The Olympic rugby schedules have been announced. The women’s competition kicks off Saturday Aug. 6 and wraps up with the medal games Monday Aug. 8. The men’s competition commences the following day, and their medal rounds are set for Thursday Aug. 11.

With the unveiling of the schedules comes the reveal of some previously unknown tidbits. For example, teams who don’t reach the quarterfinals still have something to play for. The bottom four teams after pool play will go into their own bracket, and at the end of the competition each place will have been played for.

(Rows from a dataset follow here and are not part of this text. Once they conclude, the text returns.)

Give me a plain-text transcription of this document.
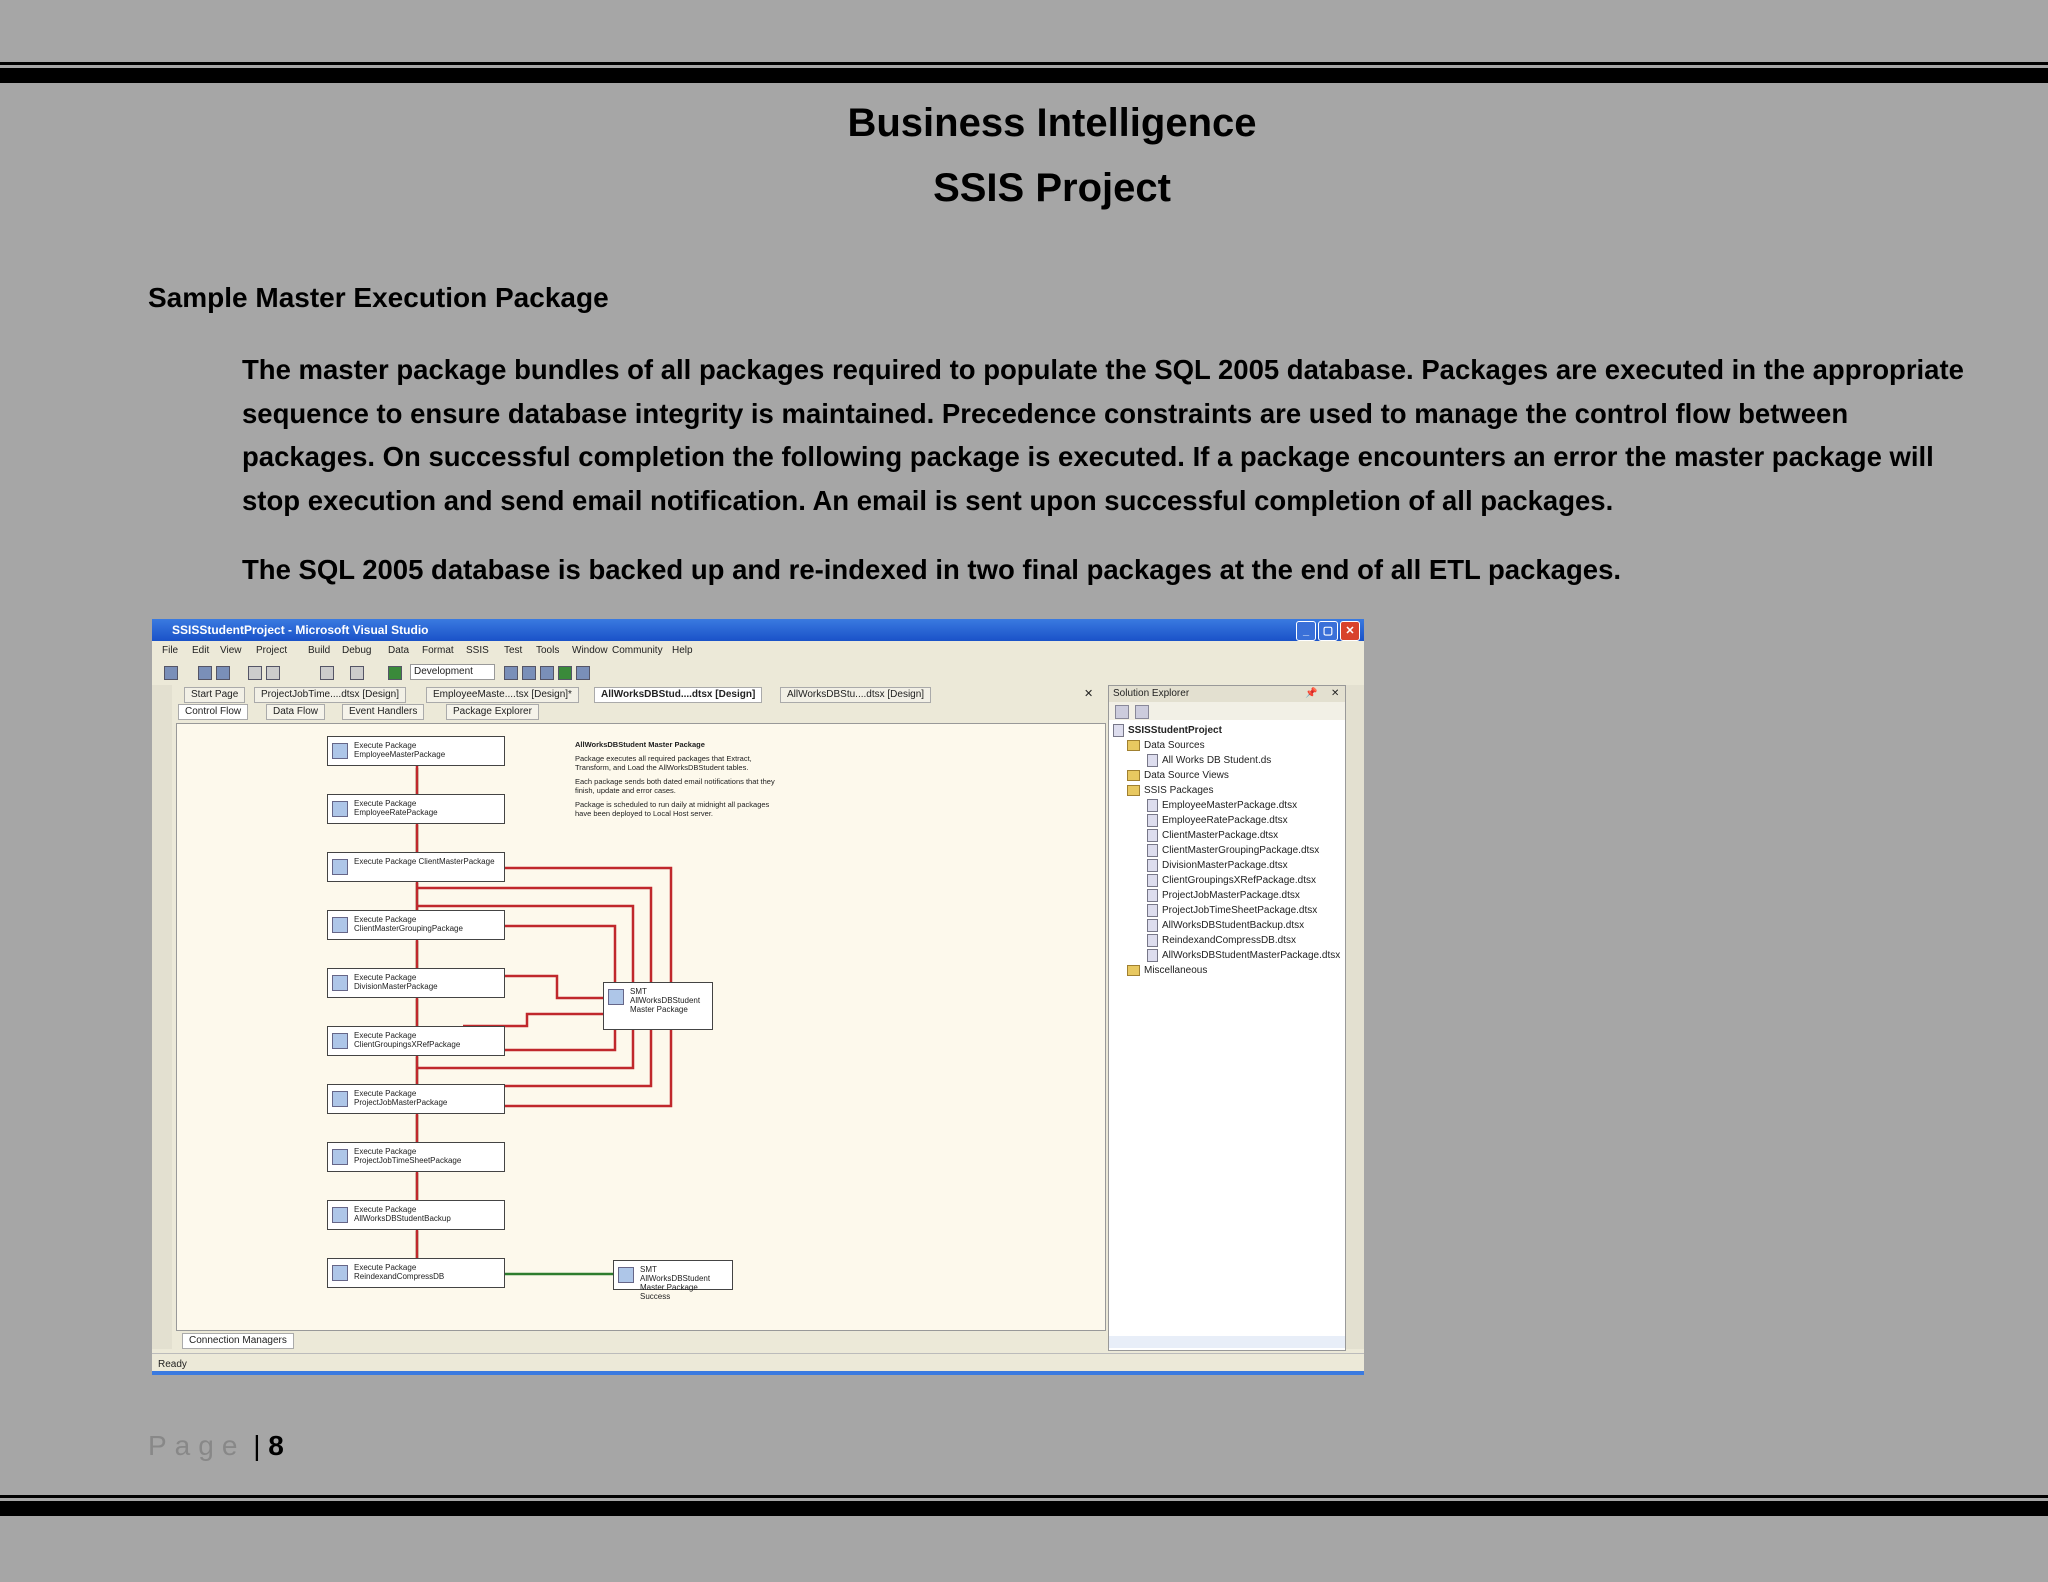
Business Intelligence
SSIS Project
Sample Master Execution Package
The master package bundles of all packages required to populate the SQL 2005 database. Packages are executed in the appropriate sequence to ensure database integrity is maintained. Precedence constraints are used to manage the control flow between packages. On successful completion the following package is executed. If a package encounters an error the master package will stop execution and send email notification. An email is sent upon successful completion of all packages.
The SQL 2005 database is backed up and re-indexed in two final packages at the end of all ETL packages.
SSISStudentProject - Microsoft Visual Studio	_	▢	✕
File Edit View Project Build Debug Data Format SSIS Test Tools Window Community Help
Development
Start Page	ProjectJobTime....dtsx [Design]	EmployeeMaste....tsx [Design]*	AllWorksDBStud....dtsx [Design]	AllWorksDBStu....dtsx [Design]	✕
Control Flow	Data Flow	Event Handlers	Package Explorer
Execute Package EmployeeMasterPackage
Execute Package EmployeeRatePackage
Execute Package ClientMasterPackage
Execute Package ClientMasterGroupingPackage
Execute Package DivisionMasterPackage
Execute Package ClientGroupingsXRefPackage
Execute Package ProjectJobMasterPackage
Execute Package ProjectJobTimeSheetPackage
Execute Package AllWorksDBStudentBackup
Execute Package ReindexandCompressDB
SMT AllWorksDBStudent Master Package
SMT AllWorksDBStudent Master Package Success

AllWorksDBStudent Master Package

Package executes all required packages that Extract, Transform, and Load the AllWorksDBStudent tables.

Each package sends both dated email notifications that they finish, update and error cases.

Package is scheduled to run daily at midnight all packages have been deployed to Local Host server.

Connection Managers
Solution Explorer	📌 ✕
SSISStudentProject
Data Sources
All Works DB Student.ds
Data Source Views
SSIS Packages
EmployeeMasterPackage.dtsx
EmployeeRatePackage.dtsx
ClientMasterPackage.dtsx
ClientMasterGroupingPackage.dtsx
DivisionMasterPackage.dtsx
ClientGroupingsXRefPackage.dtsx
ProjectJobMasterPackage.dtsx
ProjectJobTimeSheetPackage.dtsx
AllWorksDBStudentBackup.dtsx
ReindexandCompressDB.dtsx
AllWorksDBStudentMasterPackage.dtsx
Miscellaneous
Ready
Page | 8
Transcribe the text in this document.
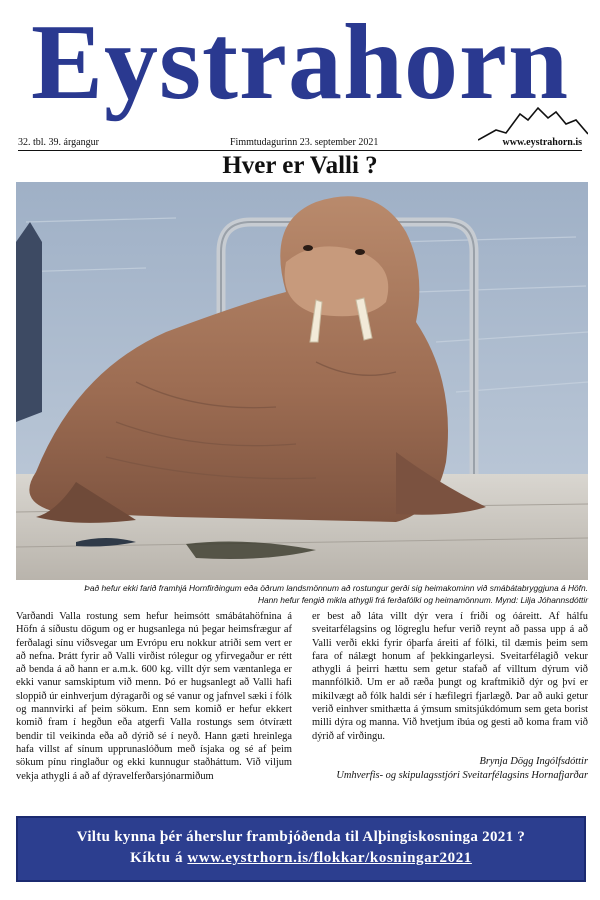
Eystrahorn
32. tbl. 39. árgangur	Fimmtudagurinn 23. september 2021	www.eystrahorn.is
Hver er Valli ?
Það hefur ekki farið framhjá Hornfirðingum eða öðrum landsmönnum að rostungur gerði sig heimakominn við smábátabryggjuna á Höfn.
Hann hefur fengið mikla athygli frá ferðafólki og heimamönnum. Mynd: Lilja Jóhannsdóttir

Varðandi Valla rostung sem hefur heimsótt smábátahöfnina á Höfn á síðustu dögum og er hugsanlega nú þegar heimsfrægur af ferðalagi sínu víðsvegar um Evrópu eru nokkur atriði sem vert er að nefna. Þrátt fyrir að Valli virðist rólegur og yfirvegaður er rétt að benda á að hann er a.m.k. 600 kg. villt dýr sem væntanlega er ekki vanur samskiptum við menn. Þó er hugsanlegt að Valli hafi sloppið úr einhverjum dýragarði og sé vanur og jafnvel sæki í fólk og mannvirki af þeim sökum. Enn sem komið er hefur ekkert komið fram í hegðun eða atgerfi Valla rostungs sem ótvírætt bendir til veikinda eða að dýrið sé í neyð. Hann gæti hreinlega hafa villst af sínum upprunaslóðum með ísjaka og sé af þeim sökum pínu ringlaður og ekki kunnugur staðháttum. Við viljum vekja athygli á að af dýravelferðarsjónarmiðum

er best að láta villt dýr vera í friði og óáreitt. Af hálfu sveitarfélagsins og lögreglu hefur verið reynt að passa upp á að Valli verði ekki fyrir óþarfa áreiti af fólki, til dæmis þeim sem fara of nálægt honum af þekkingarleysi. Sveitarfélagið vekur athygli á þeirri hættu sem getur stafað af villtum dýrum við mannfólkið. Um er að ræða þungt og kraftmikið dýr og því er mikilvægt að fólk haldi sér í hæfilegri fjarlægð. Þar að auki getur verið einhver smithætta á ýmsum smitsjúkdómum sem geta borist milli dýra og manna. Við hvetjum íbúa og gesti að koma fram við dýrið af virðingu.

Brynja Dögg Ingólfsdóttir
Umhverfis- og skipulagsstjóri Sveitarfélagsins Hornafjarðar
Viltu kynna þér áherslur frambjóðenda til Alþingiskosninga 2021 ?
Kíktu á www.eystrhorn.is/flokkar/kosningar2021
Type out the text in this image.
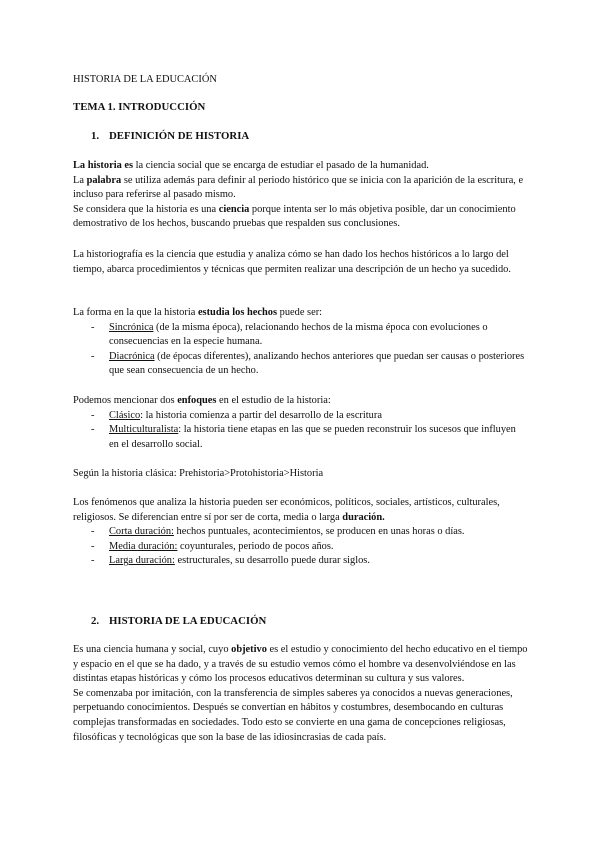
HISTORIA DE LA EDUCACIÓN

TEMA 1. INTRODUCCIÓN

1. DEFINICIÓN DE HISTORIA

La historia es la ciencia social que se encarga de estudiar el pasado de la humanidad.

La palabra se utiliza además para definir al periodo histórico que se inicia con la aparición de la escritura, e incluso para referirse al pasado mismo.

Se considera que la historia es una ciencia porque intenta ser lo más objetiva posible, dar un conocimiento demostrativo de los hechos, buscando pruebas que respalden sus conclusiones.

La historiografía es la ciencia que estudia y analiza cómo se han dado los hechos históricos a lo largo del tiempo, abarca procedimientos y técnicas que permiten realizar una descripción de un hecho ya sucedido.

La forma en la que la historia estudia los hechos puede ser:

- Sincrónica (de la misma época), relacionando hechos de la misma época con evoluciones o consecuencias en la especie humana.
- Diacrónica (de épocas diferentes), analizando hechos anteriores que puedan ser causas o posteriores que sean consecuencia de un hecho.

Podemos mencionar dos enfoques en el estudio de la historia:

- Clásico: la historia comienza a partir del desarrollo de la escritura
- Multiculturalista: la historia tiene etapas en las que se pueden reconstruir los sucesos que influyen en el desarrollo social.

Según la historia clásica: Prehistoria>Protohistoria>Historia

Los fenómenos que analiza la historia pueden ser económicos, políticos, sociales, artísticos, culturales, religiosos. Se diferencian entre sí por ser de corta, media o larga duración.

- Corta duración: hechos puntuales, acontecimientos, se producen en unas horas o días.
- Media duración: coyunturales, periodo de pocos años.
- Larga duración: estructurales, su desarrollo puede durar siglos.

2. HISTORIA DE LA EDUCACIÓN

Es una ciencia humana y social, cuyo objetivo es el estudio y conocimiento del hecho educativo en el tiempo y espacio en el que se ha dado, y a través de su estudio vemos cómo el hombre va desenvolviéndose en las distintas etapas históricas y cómo los procesos educativos determinan su cultura y sus valores.

Se comenzaba por imitación, con la transferencia de simples saberes ya conocidos a nuevas generaciones, perpetuando conocimientos. Después se convertían en hábitos y costumbres, desembocando en culturas complejas transformadas en sociedades. Todo esto se convierte en una gama de concepciones religiosas, filosóficas y tecnológicas que son la base de las idiosincrasias de cada país.
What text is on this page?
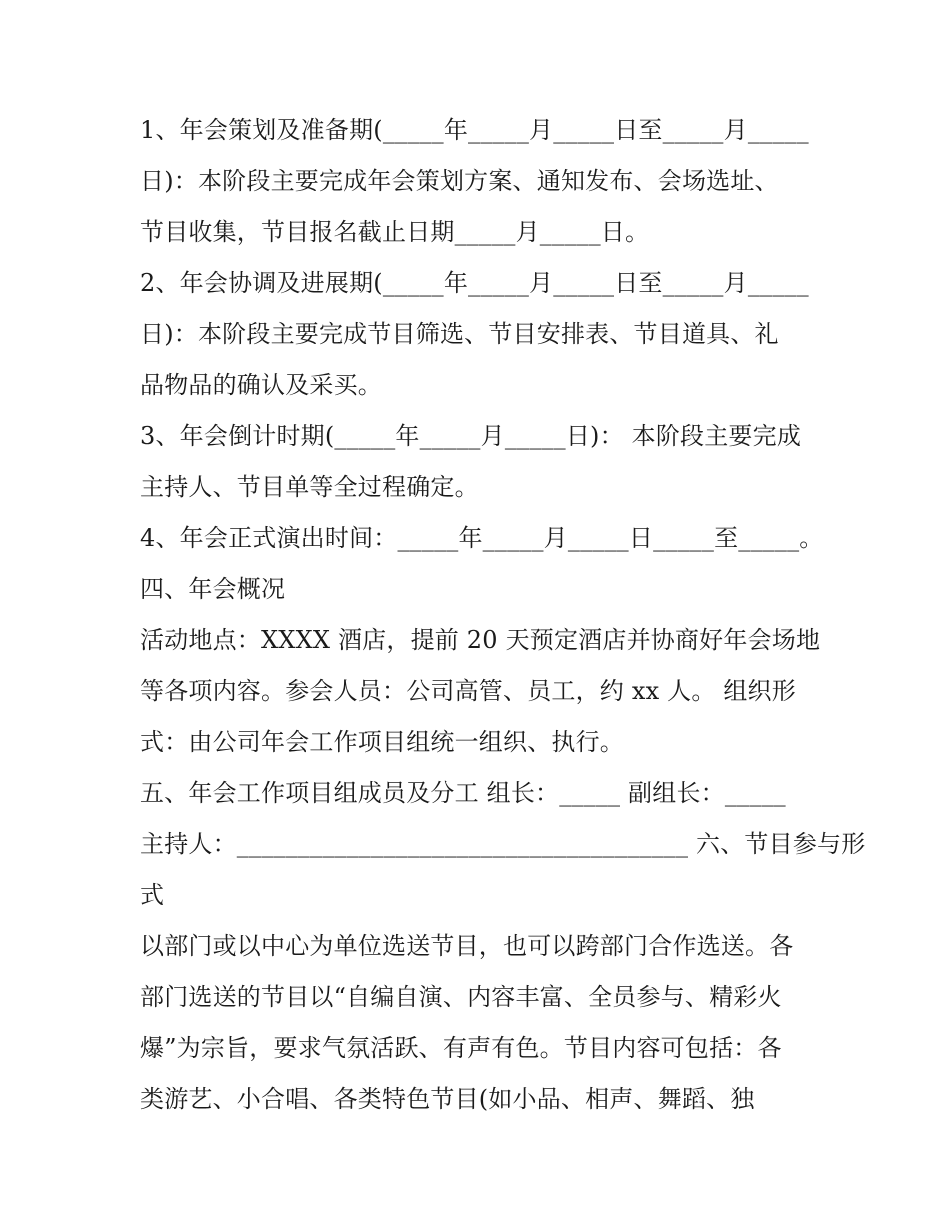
1、年会策划及准备期(_____年_____月_____日至_____月_____
日)：本阶段主要完成年会策划方案、通知发布、会场选址、
节目收集，节目报名截止日期_____月_____日。
2、年会协调及进展期(_____年_____月_____日至_____月_____
日)：本阶段主要完成节目筛选、节目安排表、节目道具、礼
品物品的确认及采买。
3、年会倒计时期(_____年_____月_____日)： 本阶段主要完成
主持人、节目单等全过程确定。
4、年会正式演出时间：_____年_____月_____日_____至_____。
四、年会概况
活动地点：XXXX 酒店，提前 20 天预定酒店并协商好年会场地
等各项内容。参会人员：公司高管、员工，约 xx 人。 组织形
式：由公司年会工作项目组统一组织、执行。
五、年会工作项目组成员及分工 组长：_____ 副组长：_____
主持人：_____________________________________ 六、节目参与形
式
以部门或以中心为单位选送节目，也可以跨部门合作选送。各
部门选送的节目以“自编自演、内容丰富、全员参与、精彩火
爆”为宗旨，要求气氛活跃、有声有色。节目内容可包括：各
类游艺、小合唱、各类特色节目(如小品、相声、舞蹈、独
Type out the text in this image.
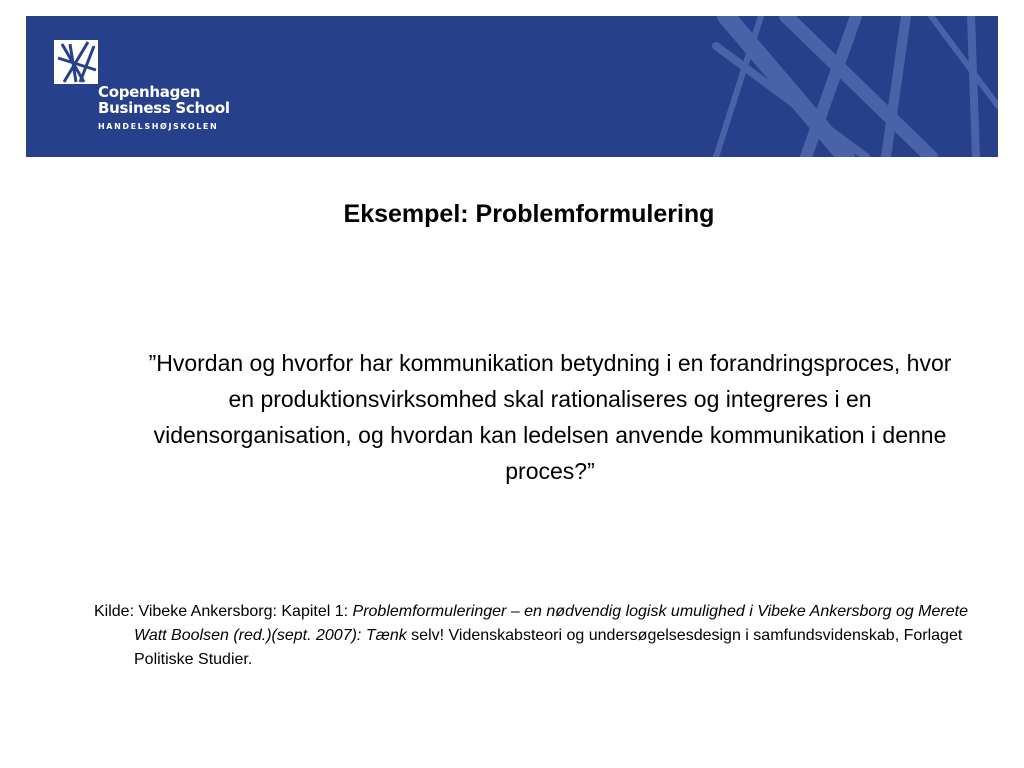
Copenhagen
Business School
HANDELSHØJSKOLEN
Eksempel: Problemformulering
”Hvordan og hvorfor har kommunikation betydning i en forandringsproces, hvor en produktionsvirksomhed skal rationaliseres og integreres i en vidensorganisation, og hvordan kan ledelsen anvende kommunikation i denne proces?”
Kilde: Vibeke Ankersborg: Kapitel 1: Problemformuleringer – en nødvendig logisk umulighed i Vibeke Ankersborg og Merete Watt Boolsen (red.)(sept. 2007): Tænk selv! Videnskabsteori og undersøgelsesdesign i samfundsvidenskab, Forlaget Politiske Studier.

So there are 11th-place, 9th-place, 7th-place, etc. games

We also now know how the quarterfinals will be configured. The top two teams from each pool will advance, along with the top two third-place teams – no news there. But it will not be re-seeded after the group stage.

Whoever wins Pool A, home of the first seed going in, so Fiji on the men’s side and Australia on the women’s, will play the second-best third-place team in the quarterfinals. Whoever wins Pool B will play the top third-place team. Pool C’s winner will play Pool A’s runner-up. And the second comers in Pool B and Pool C will face off.

With both the men’s and women’s Eagles entering the competition in sixth-place, they’re in similar positions. They have the match that will likely decide if they make the quarterfinals up first, followed by the one they’re favored to win – both on day one. Then they open the second day against the tournament’s top seeds.

Team USA’s women will open against Fiji Aug. 6 at 12:00 p.m. ET and face Colombia at 6:30 that evening. Sunday they have top-seeded Australia at 1:30 p.m. ET. Their first bracket-play game will be that evening.

The men open against Argentina Aug. 9 at 1:00 p.m. ET, and they play host Brazil at 6:00 that evening. Wednesday they play favorite Fiji at 1:30 p.m. ET, with bracket play to follow.

The way the pools and brackets play out, should the men finish second in their pool they will likely see New Zealand in the quarterfinals. The All Blacks are favored to top their group, which also includes Great Britain, Kenya and Japan.

If the Eagles beat out Fiji and Argentina and win their group, it’s not as easy to predict. If chalk holds in Pools B and C, South Africa and Australia will be the top two teams in B and New Zealand and Great Britain the top two teams in C. Brazil, Spain and Japan are heavy underdogs and expected to finish last in their groups. So that means the three-team race for the final two slots could well be down to Argentina, France and Kenya. Whoever had the worst go of pool play would be the USA’s quarterfinal opponent.

If the USA finished behind Argentina and Fiji, but ahead of Brazil, it’d still be in the running. In that scenario, it could well be point differential that makes or breaks the Eagles for a shot at medaling. If they came in as the top third-place team, they’d probably face South Africa, who’s favored to win Pool B. If they came in as the second-best third-place team, they’d most likely be in for a rematch with Fiji.

The women’s side is a little more difficult to predict, with the Women’s World Series being so young with so few stops and so many teams competing in the Olympic outside the World Series core. But the most likely scenario is Team USA losing to Australia and defeating Fiji and Colombia to come in second in Pool A. Canada will likely win Pool C, but if not, it’ll be Great Britain. The Eagles will probably see one or the other in the quarterfinals.